International Justice Mission (IJM) envisions a world where vulnerable women and children are protected from violence and don’t have to worry about their future – a world where slavery is put to an end. Slavery is often thought of as something that took place in the past, but the system continues today in many different ways around the world. In fact, slavery is the main issue that IJM focuses on through their work to protect people in poverty from violence.

The organization does this by working with local authorities to rescue victims, bring criminals to justice, restore survivors and help law enforcement build a safe future with stronger justice systems. Throughout its programs in Latin America, Africa, South Asia and Southeast Asia, IJM fights land theft, sex trafficking, police abuse of power in Kenya, citizenship rights abuse, sexual violence against children and forced labor slavery.

Since being founded in 1994, IJM has rescued more than 53,000 victims from violence and oppression, convicted more than 1,800 perpetrators in local courts, and trained over 216,000 local officials and volunteers to protect people from violence. As part of this critical work to safeguard the vulnerable and bring criminals to justice, IJM launched “The New Activist” podcast in 2016 as a platform for prominent voices in the fight for justice. Eddie Kaufholz, host of The New Activist, recalls, “We wanted to start a podcast that not only shared the work that IJM is doing, but also gave the audience a way to engage a broad and important array of justice issues. The show really strives to build bridges between the listener, the topic and ways to take meaningful next steps.”

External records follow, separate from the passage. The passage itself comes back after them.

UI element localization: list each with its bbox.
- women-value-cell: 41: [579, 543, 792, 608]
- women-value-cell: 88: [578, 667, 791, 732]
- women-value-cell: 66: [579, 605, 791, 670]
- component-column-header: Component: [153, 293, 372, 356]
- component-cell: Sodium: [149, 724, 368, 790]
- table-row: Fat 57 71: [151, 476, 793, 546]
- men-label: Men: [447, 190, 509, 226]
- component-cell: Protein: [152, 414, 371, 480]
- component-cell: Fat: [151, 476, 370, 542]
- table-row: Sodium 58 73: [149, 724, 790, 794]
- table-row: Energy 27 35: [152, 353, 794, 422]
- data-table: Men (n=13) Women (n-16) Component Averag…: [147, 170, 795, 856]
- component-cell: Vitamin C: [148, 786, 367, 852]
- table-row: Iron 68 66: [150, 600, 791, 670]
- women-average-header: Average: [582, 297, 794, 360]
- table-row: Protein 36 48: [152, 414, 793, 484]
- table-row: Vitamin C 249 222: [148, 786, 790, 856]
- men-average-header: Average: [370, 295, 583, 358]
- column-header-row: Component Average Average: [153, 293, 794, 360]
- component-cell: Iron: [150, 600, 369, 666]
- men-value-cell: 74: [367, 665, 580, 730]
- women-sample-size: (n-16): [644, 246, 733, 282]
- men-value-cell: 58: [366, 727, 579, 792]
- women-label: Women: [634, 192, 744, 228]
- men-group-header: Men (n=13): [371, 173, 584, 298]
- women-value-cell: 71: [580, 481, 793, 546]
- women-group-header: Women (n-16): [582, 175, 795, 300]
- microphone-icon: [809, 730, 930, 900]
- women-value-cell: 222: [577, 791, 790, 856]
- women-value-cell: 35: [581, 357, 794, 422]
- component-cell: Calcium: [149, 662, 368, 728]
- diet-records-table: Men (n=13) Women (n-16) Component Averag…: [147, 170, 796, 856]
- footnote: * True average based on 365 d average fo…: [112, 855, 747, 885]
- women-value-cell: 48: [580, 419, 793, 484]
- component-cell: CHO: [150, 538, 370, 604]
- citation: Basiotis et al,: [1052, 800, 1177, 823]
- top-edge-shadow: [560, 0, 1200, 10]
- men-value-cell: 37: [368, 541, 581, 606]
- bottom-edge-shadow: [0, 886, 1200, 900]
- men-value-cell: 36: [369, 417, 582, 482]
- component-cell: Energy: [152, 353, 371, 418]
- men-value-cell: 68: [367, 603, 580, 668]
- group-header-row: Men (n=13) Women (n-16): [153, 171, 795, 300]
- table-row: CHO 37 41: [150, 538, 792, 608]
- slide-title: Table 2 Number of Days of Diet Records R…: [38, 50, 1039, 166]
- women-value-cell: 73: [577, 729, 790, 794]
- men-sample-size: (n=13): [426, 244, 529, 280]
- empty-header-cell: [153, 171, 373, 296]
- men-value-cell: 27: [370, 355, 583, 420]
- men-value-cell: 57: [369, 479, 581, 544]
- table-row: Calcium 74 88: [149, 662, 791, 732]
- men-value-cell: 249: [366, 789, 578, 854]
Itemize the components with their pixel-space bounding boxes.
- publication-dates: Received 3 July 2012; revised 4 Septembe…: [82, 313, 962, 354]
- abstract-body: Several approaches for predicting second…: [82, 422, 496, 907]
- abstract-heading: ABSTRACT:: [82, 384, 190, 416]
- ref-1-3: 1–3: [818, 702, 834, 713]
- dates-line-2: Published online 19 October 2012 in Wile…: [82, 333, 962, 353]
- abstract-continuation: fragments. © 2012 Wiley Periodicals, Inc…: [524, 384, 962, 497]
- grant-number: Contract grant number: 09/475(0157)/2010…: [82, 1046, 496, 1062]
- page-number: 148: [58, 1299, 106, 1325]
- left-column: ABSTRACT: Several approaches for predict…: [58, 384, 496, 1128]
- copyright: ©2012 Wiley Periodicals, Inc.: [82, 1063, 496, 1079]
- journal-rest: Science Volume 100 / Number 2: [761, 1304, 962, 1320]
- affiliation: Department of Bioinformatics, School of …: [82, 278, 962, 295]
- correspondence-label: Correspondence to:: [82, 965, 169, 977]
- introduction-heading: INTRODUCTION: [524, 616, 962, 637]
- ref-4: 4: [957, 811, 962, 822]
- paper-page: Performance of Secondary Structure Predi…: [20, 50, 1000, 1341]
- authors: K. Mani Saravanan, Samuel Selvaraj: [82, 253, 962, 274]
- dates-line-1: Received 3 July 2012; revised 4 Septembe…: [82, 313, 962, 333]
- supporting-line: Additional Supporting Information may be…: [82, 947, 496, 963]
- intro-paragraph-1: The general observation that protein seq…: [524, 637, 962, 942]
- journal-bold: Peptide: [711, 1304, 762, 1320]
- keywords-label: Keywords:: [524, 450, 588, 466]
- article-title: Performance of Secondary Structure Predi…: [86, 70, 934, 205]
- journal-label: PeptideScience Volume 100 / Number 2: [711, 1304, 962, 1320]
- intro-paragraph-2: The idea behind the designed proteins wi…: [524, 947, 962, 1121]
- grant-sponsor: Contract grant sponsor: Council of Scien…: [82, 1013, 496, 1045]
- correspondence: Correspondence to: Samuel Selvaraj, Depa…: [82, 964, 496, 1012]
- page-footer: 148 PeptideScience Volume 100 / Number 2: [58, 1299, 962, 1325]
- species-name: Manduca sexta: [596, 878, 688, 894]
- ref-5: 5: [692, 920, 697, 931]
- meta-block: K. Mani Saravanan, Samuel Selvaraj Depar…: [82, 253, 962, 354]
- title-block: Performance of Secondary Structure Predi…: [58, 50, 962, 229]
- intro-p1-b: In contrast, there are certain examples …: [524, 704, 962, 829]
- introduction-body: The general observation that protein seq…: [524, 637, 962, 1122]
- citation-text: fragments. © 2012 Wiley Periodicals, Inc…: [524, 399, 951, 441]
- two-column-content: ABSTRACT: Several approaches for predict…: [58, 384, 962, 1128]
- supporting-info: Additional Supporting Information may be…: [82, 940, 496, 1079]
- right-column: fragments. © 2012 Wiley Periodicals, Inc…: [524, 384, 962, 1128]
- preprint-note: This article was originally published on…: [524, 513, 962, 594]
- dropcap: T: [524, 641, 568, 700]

In recent months, our country has witnessed our own fight for justice through the outcries of Black communities who have been grappling for generations with the effects of slavery. “The New Activist” lends a voice to these outcries by featuring leaders in the space, like Latasha Morrison of Be the Bridge, who discusses her work and the Black Lives Matter movement in a recent episode, “Latasha Morrison Returns to Help Us Understand.”

As someone who learns best by reading and writing, I have a hard time being fully present when listening to podcasts; however, this one had my attention from the start. Here are a few highlights from the conversation and steps we can take to support this movement for equity and ending slavery in all forms:

Highlights: “It’s more comfortable to live in a bubble.” Latasha Morrison

  • While racial violence has occurred for centuries and the list of lives lost includes names known and unknown, something about the present movement is different. With life “on pause” due to the COVID-19 pandemic, people have been more apt to pay attention. This moment in time is an opportunity for reckoning from which we can’t turn back.
  • Some may question the effectiveness of protesting, but it is a way to show up and offer support through a type of action. Protesting doesn’t have to mean that you have all the answers; it can mean being present with a listening ear, bottles of water or box of snack bars. Be cautious that your actions aren’t just for show – deal with your own transgressions before you carry a Black Lives Matter flag. Treat your Black neighbors like their lives matter. Do something kind, even anonymously, to show love to Black individuals in your community.
  • Many have chosen to focus on the looting and violence that have taken place as a byproduct of protests, but this is not something that has taken place only in relation to racial justice. These actions have been part of American history for centuries, and we really need to look at the psychological factors behind this type of behavior. This form of social protest is a reaction to a society that values property over certain groups of people. Considering the root does help to understand the level of pain felt by marginalized peoples, even if the actions aren’t right.
  • Trauma is generational. It affects the way one generation parents the next – so that trauma is passed on and can impact the lives and livelihoods of entire communities who have had shared experiences.
  • The concept of systemic racism has nothing to do with being good or bad people. We can be good people and still make mistakes. The important part is that we learn from those mistakes and seek opportunities to do better. There are facets of our system that need an overhaul to focus on restoring individuals and communities rather than discarding them.

Next Steps: “It’s not our fault, but it is our responsibility.” Latasha Morrison

  1. Listen and learn from the professionals – not the individuals who are sharing content that makes you happy or comfortable. People and organizations have dedicated themselves to this subject, and there are ample resources available to help us learn and grow.
  2. When making decisions, don’t just think about whether the outcome is beneficial to you, your family and those like you. Consider whether the result is something that is good for everyone. Make it a priority to focus on actions that will help the greatest number of people, especially if those people are typically left behind.
  3. Join the conversation assuming that you are wrong. In doing so, you’ll be more open to learning and understanding different points of view.

If you aren’t familiar with “The New Activist,” I highly encourage adding it to your playlist. The recent episodes are all focused on lifting Black voices, offering different perspectives and insights for this critical moment in time. Consider setting up a podcast club with your co-workers and start the conversation so we can walk the path toward racial healing together. It is well past time for us to unite and invest in a safe, secure society to create a life free of violence and fear – for all.